Bunun tüm Türkiye’de benzeri görülmeyen bir fahiş fiyat uygulaması olduğunu belirten
ETİK Başkanı Mehmet İşler, bir önceki zamda anahtar kapatma durumuna geldiklerini
açıkladıklarını, bu zamlara artık ne diyeceklerini bilemediklerini söyledi.

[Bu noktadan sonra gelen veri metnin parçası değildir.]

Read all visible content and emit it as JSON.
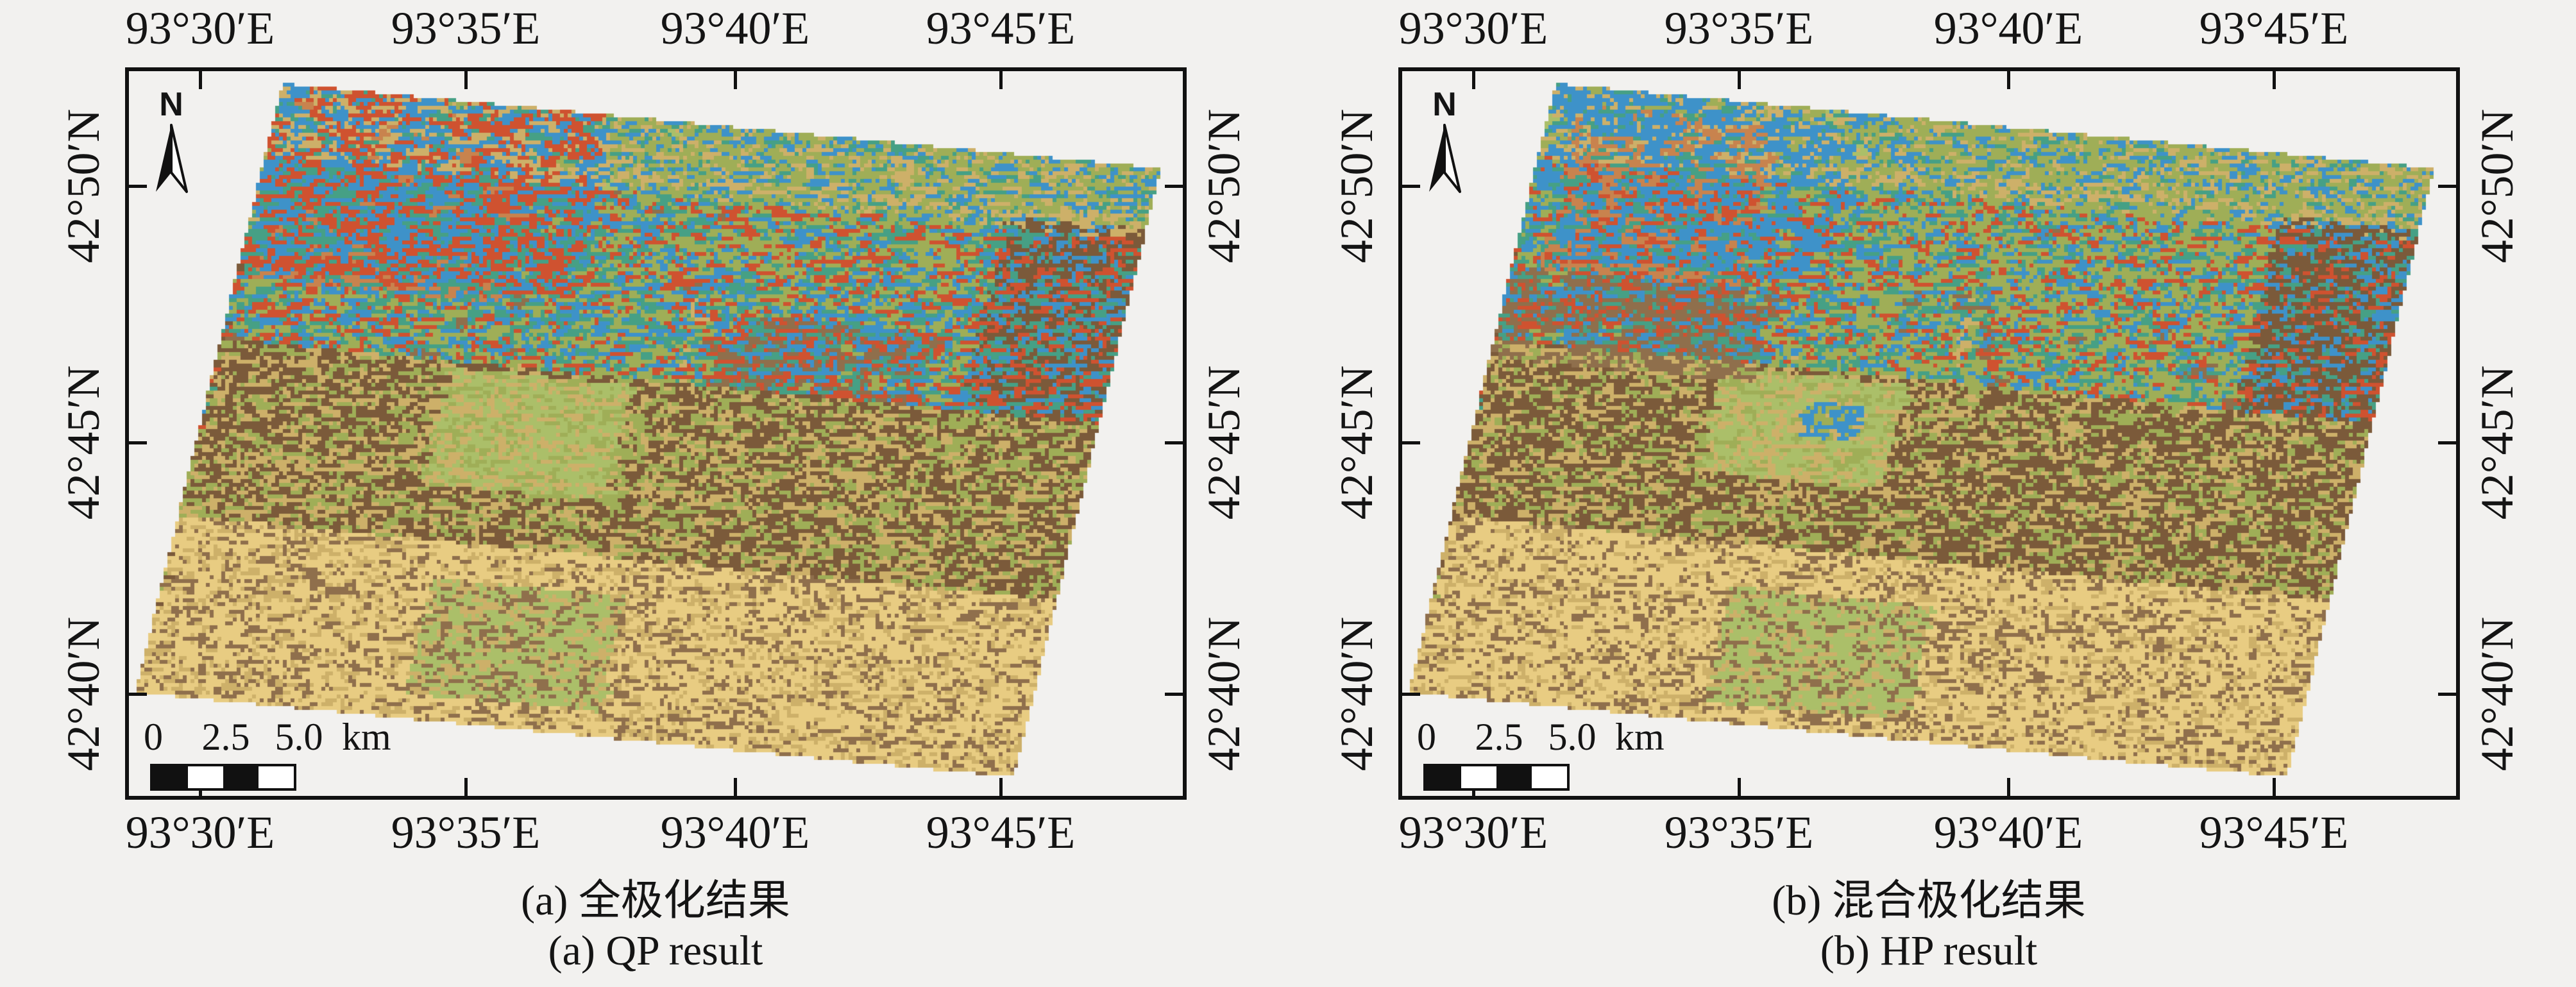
{
  "figure": {
    "bg": "#f2f1ef",
    "frame_color": "#111111",
    "text_color": "#141414"
  },
  "axis": {
    "lon": [
      "93°30′E",
      "93°35′E",
      "93°40′E",
      "93°45′E"
    ],
    "lat": [
      "42°50′N",
      "42°45′N",
      "42°40′N"
    ]
  },
  "north_arrow": {
    "label": "N"
  },
  "scalebar": {
    "ticks": [
      "0",
      "2.5",
      "5.0"
    ],
    "unit": "km"
  },
  "panels": [
    {
      "id": "qp",
      "caption_zh": "(a) 全极化结果",
      "caption_en": "(a) QP result",
      "seed": 11,
      "speckle_scale": 1.0,
      "regions": [
        {
          "u": [
            0.02,
            0.3
          ],
          "v": [
            0.02,
            0.32
          ],
          "color": "orange",
          "strength": 0.55
        },
        {
          "u": [
            0.0,
            0.38
          ],
          "v": [
            0.0,
            0.3
          ],
          "color": "blue",
          "strength": 0.13
        },
        {
          "u": [
            0.0,
            0.38
          ],
          "v": [
            0.0,
            0.3
          ],
          "color": "red",
          "strength": 0.09
        },
        {
          "u": [
            0.55,
            0.95
          ],
          "v": [
            0.05,
            0.3
          ],
          "color": "olive",
          "strength": 0.35
        },
        {
          "u": [
            0.26,
            0.47
          ],
          "v": [
            0.43,
            0.62
          ],
          "color": "lightgreen",
          "strength": 0.85
        },
        {
          "u": [
            0.84,
            1.01
          ],
          "v": [
            0.1,
            0.55
          ],
          "color": "brown",
          "strength": 0.75
        },
        {
          "u": [
            0.45,
            1.01
          ],
          "v": [
            -0.01,
            0.09
          ],
          "color": "olive",
          "strength": 0.55
        },
        {
          "u": [
            0.3,
            0.52
          ],
          "v": [
            0.77,
            0.96
          ],
          "color": "lightgreen",
          "strength": 0.7
        },
        {
          "u": [
            0.55,
            0.8
          ],
          "v": [
            0.3,
            0.42
          ],
          "color": "brown2",
          "strength": 0.4
        }
      ]
    },
    {
      "id": "hp",
      "caption_zh": "(b) 混合极化结果",
      "caption_en": "(b) HP result",
      "seed": 71,
      "speckle_scale": 0.72,
      "regions": [
        {
          "u": [
            0.03,
            0.26
          ],
          "v": [
            0.03,
            0.3
          ],
          "color": "orange",
          "strength": 0.5
        },
        {
          "u": [
            0.0,
            0.35
          ],
          "v": [
            0.0,
            0.28
          ],
          "color": "blue",
          "strength": 0.05
        },
        {
          "u": [
            0.55,
            0.95
          ],
          "v": [
            0.05,
            0.3
          ],
          "color": "olive",
          "strength": 0.35
        },
        {
          "u": [
            0.26,
            0.47
          ],
          "v": [
            0.43,
            0.6
          ],
          "color": "lightgreen",
          "strength": 0.75
        },
        {
          "u": [
            0.84,
            1.01
          ],
          "v": [
            0.1,
            0.5
          ],
          "color": "brown",
          "strength": 0.7
        },
        {
          "u": [
            0.45,
            1.01
          ],
          "v": [
            -0.01,
            0.09
          ],
          "color": "olive",
          "strength": 0.55
        },
        {
          "u": [
            0.33,
            0.56
          ],
          "v": [
            0.78,
            0.97
          ],
          "color": "lightgreen",
          "strength": 0.65
        },
        {
          "u": [
            0.0,
            0.3
          ],
          "v": [
            0.3,
            0.45
          ],
          "color": "brown2",
          "strength": 0.45
        },
        {
          "u": [
            0.36,
            0.43
          ],
          "v": [
            0.47,
            0.53
          ],
          "color": "blue",
          "strength": 0.5
        }
      ]
    }
  ],
  "map_style": {
    "palette": {
      "olive": "#9fae57",
      "lightgreen": "#abbf69",
      "brown": "#7b5a3a",
      "brown2": "#8f6f4c",
      "tan": "#e8cc82",
      "tanroad": "#cdb069",
      "orange": "#c8834e",
      "red": "#cf5230",
      "blue": "#3e92c9",
      "teal": "#46a085",
      "gray": "#8e939c"
    },
    "footprint": {
      "tl": [
        239,
        19
      ],
      "u": [
        1370,
        132
      ],
      "v": [
        -229,
        950
      ]
    },
    "cell": 6,
    "bands": [
      {
        "v0": 0,
        "v1": 0.12,
        "base": {
          "olive": 0.46,
          "lightgreen": 0.22,
          "brown2": 0.16,
          "teal": 0.05,
          "orange": 0.04,
          "blue": 0.04,
          "gray": 0.03
        },
        "speckle_rate": 0.22,
        "speckle": [
          "blue",
          "tanroad",
          "teal",
          "gray",
          "red"
        ]
      },
      {
        "v0": 0.12,
        "v1": 0.42,
        "base": {
          "olive": 0.44,
          "brown2": 0.21,
          "lightgreen": 0.1,
          "orange": 0.04,
          "blue": 0.07,
          "teal": 0.05,
          "gray": 0.04,
          "red": 0.05
        },
        "speckle_rate": 0.3,
        "speckle": [
          "blue",
          "red",
          "teal",
          "gray",
          "tanroad",
          "lightgreen"
        ]
      },
      {
        "v0": 0.42,
        "v1": 0.71,
        "base": {
          "brown": 0.5,
          "brown2": 0.2,
          "olive": 0.14,
          "tanroad": 0.07,
          "lightgreen": 0.05,
          "blue": 0.02,
          "teal": 0.02
        },
        "speckle_rate": 0.2,
        "speckle": [
          "tanroad",
          "olive",
          "blue",
          "gray"
        ]
      },
      {
        "v0": 0.71,
        "v1": 1.01,
        "base": {
          "tan": 0.8,
          "tanroad": 0.09,
          "lightgreen": 0.05,
          "brown2": 0.04,
          "olive": 0.02
        },
        "speckle_rate": 0.1,
        "speckle": [
          "tanroad",
          "brown2",
          "lightgreen",
          "teal"
        ]
      }
    ],
    "lines": [
      {
        "o": "h",
        "pos": 0.095,
        "range": [
          0.3,
          1.0
        ],
        "w": 0.006,
        "color": "tanroad"
      },
      {
        "o": "v",
        "pos": 0.52,
        "range": [
          0.28,
          0.8
        ],
        "w": 0.0045,
        "color": "tanroad"
      },
      {
        "o": "v",
        "pos": 0.34,
        "range": [
          0.4,
          0.72
        ],
        "w": 0.004,
        "color": "tanroad"
      },
      {
        "o": "h",
        "pos": 0.6,
        "range": [
          0.05,
          0.85
        ],
        "w": 0.0035,
        "color": "tanroad"
      },
      {
        "o": "v",
        "pos": 0.12,
        "range": [
          0.55,
          0.95
        ],
        "w": 0.004,
        "color": "tanroad"
      },
      {
        "o": "v",
        "pos": 0.75,
        "range": [
          0.45,
          0.9
        ],
        "w": 0.004,
        "color": "tanroad"
      }
    ]
  }
}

İZMİRİN REKABET GÜCÜ YOK EDİLİYOR
Mehmet İşler; “Su, atık su ve katı atık bedelleri İzmir turizminin
en ağır girdi kalemlerinden biridir. Bunu defalarca dile getirdik. Bunu daha da
ağırlaştırmak İzmir’de turizm umurumda değil demektir. Büyükşehir Belediye Başkanımız
Cemil bey su paralarının indirileceğini vaat ederek göreve geldi. Ama indirim bir
yana sürekli fiyatlara bindirim yapıyor. Yüzde yüzleri bulan artışlar yetmedi, onların
üzerine okkalı bir yüzde 35 daha yaptı. İzmir turizminin durumu ortada. Yüksek maliyetler,
girdilerdeki sürekli artışlar, bölgesel faktörler yatırımcıyı bölgeden uzak tutuyor.

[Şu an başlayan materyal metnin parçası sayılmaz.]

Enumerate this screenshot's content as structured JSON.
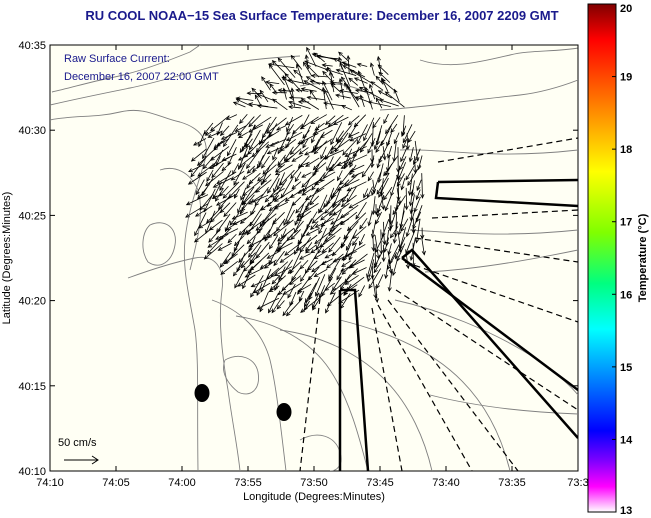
{
  "title": "RU COOL  NOAA−15  Sea Surface Temperature:  December 16, 2007 2209 GMT",
  "inset": {
    "line1": "Raw Surface Current:",
    "line2": "December 16, 2007 22:00 GMT"
  },
  "scale_label": "50 cm/s",
  "axes": {
    "xlabel": "Longitude (Degrees:Minutes)",
    "ylabel": "Latitude (Degrees:Minutes)",
    "xticks": [
      "74:10",
      "74:05",
      "74:00",
      "73:55",
      "73:50",
      "73:45",
      "73:40",
      "73:35",
      "73:3"
    ],
    "yticks": [
      "40:35",
      "40:30",
      "40:25",
      "40:20",
      "40:15",
      "40:10"
    ]
  },
  "colorbar": {
    "label": "Temperature (°C)",
    "ticks": [
      "20",
      "19",
      "18",
      "17",
      "16",
      "15",
      "14",
      "13"
    ],
    "range": [
      13,
      20
    ],
    "colors": [
      "#ff0000",
      "#ff8000",
      "#ffff00",
      "#80ff00",
      "#00ff80",
      "#00ffff",
      "#0080ff",
      "#0000ff",
      "#ff00ff",
      "#ffffff"
    ]
  },
  "colors": {
    "title": "#1a1a8c",
    "map_background": "#fffff4",
    "contours": "#808080",
    "vectors": "#000000"
  }
}
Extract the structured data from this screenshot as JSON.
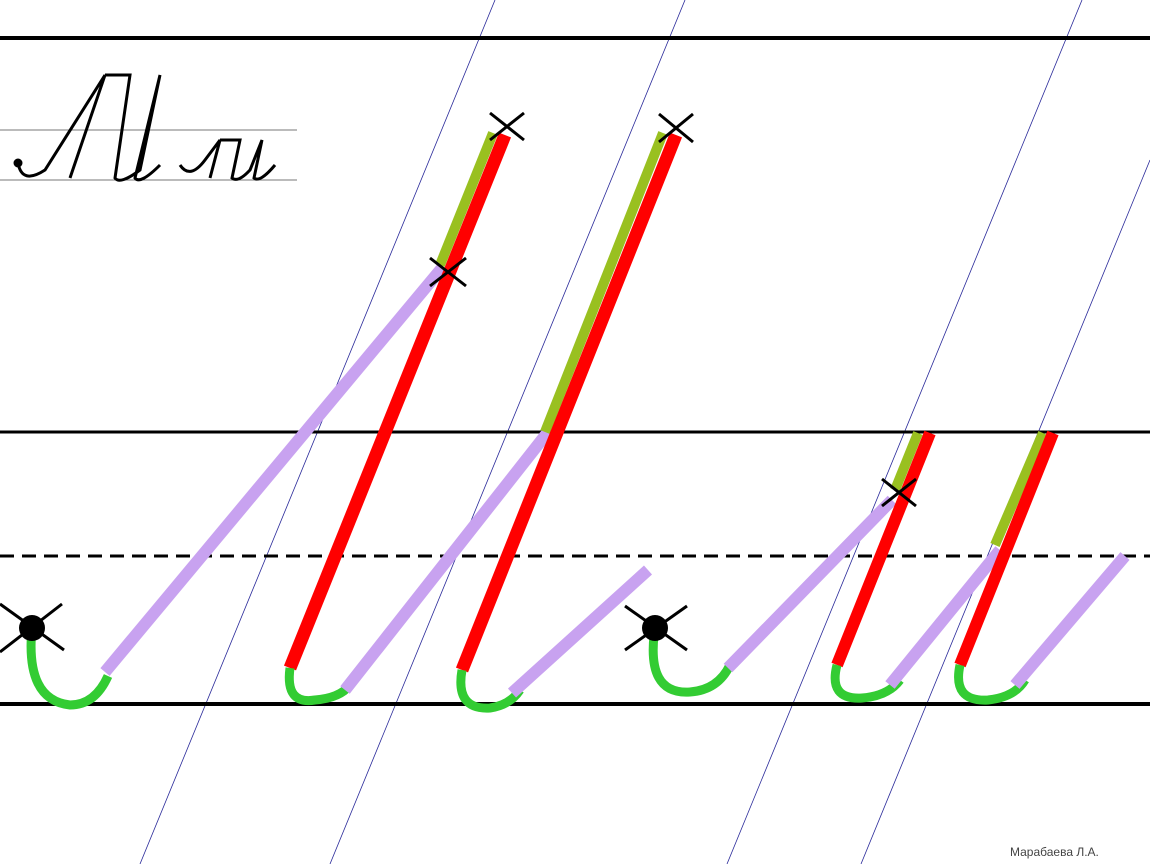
{
  "author": "Марабаева Л.А."
}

Var olan işletmeler varlıklarını sürdürmek ve İzmir’e yapabilecekleri en büyük katkıyı
yapabilmek adına direnmeye devam ediyorlar. Bunun en büyük göstergesi 2019 da yakaladığımız
ve o yıldan beri yaklaşamadığımız 2 buçuk milyonluk turist barajıdır. Rekabet ettiğimiz
diğer Türk ve dünya kentleri yanında bölge turizmcisi ilgisiz, desteksiz durumdadır.
Kent yetkilileri başka yerlerin sadece turizmden kazandıklarını ya fark etmez ya
da görmez durumdadır. Teşviklerle, tanıtımlarla, maddi manevi desteklerle karşımıza
çıkan rakiplerimizle hem fiyat hem de tesislerin yenilenip geliştirilmesi konusunda
yarışmamız zor. Bunu başta İzmir Büyükşehir yetkililerin anlaması gerek. Su turizmin
nitelikli ve sağlıklı yapılabilmesi için şarttır. Kaliteli hizmetin, hijyenin ana
maddesi sudur. Havuzlarımız için, temizlik için, çevre düzenlemeleri ve bakımı için
su gereklidir. Ne kadar tasarruf etmeye çalışırsak çalışalım ihtiyaç miktarı belli
bir noktadan aşağı çekilememektedir. Bunu diğer turizm kentlerimizde görmekte ve
turizmciyi ayakta tutacak makul seviyelerde fiyatlandırma yapmaktadır. Biz bölge
turizmcileri olarak derdimizi bir türlü anlatamıyoruz, ya da bizi anlamak istemiyorlar.
Su fiyatları, atık su ve katı atık bedelleri her il için bellidir. İzmir’in onlar
karşısındaki durumu da bellidir. Rekabet gücümüzü yok eden, gelişmemizi, yeni yatırımlar
yapmamızı, daha çok turistle kentimize daha çok katkı yapmamızı engelleyen bu bedellerin
gözden geçirilmesini, oteller, konaklama tesisleri için insaflı tarifeler belirlenmesini
istiyoruz. İzmir’li turizmcinin Türkiye’nin en pahalı suyunu kullanmakla değil,
kentine en az nüfusu kadar turist getiren ve refahını yükselten bir sektör olarak
anılmasını istiyoruz. Bundan kentte yaşayan herkes kazançlı çıkar” dedi.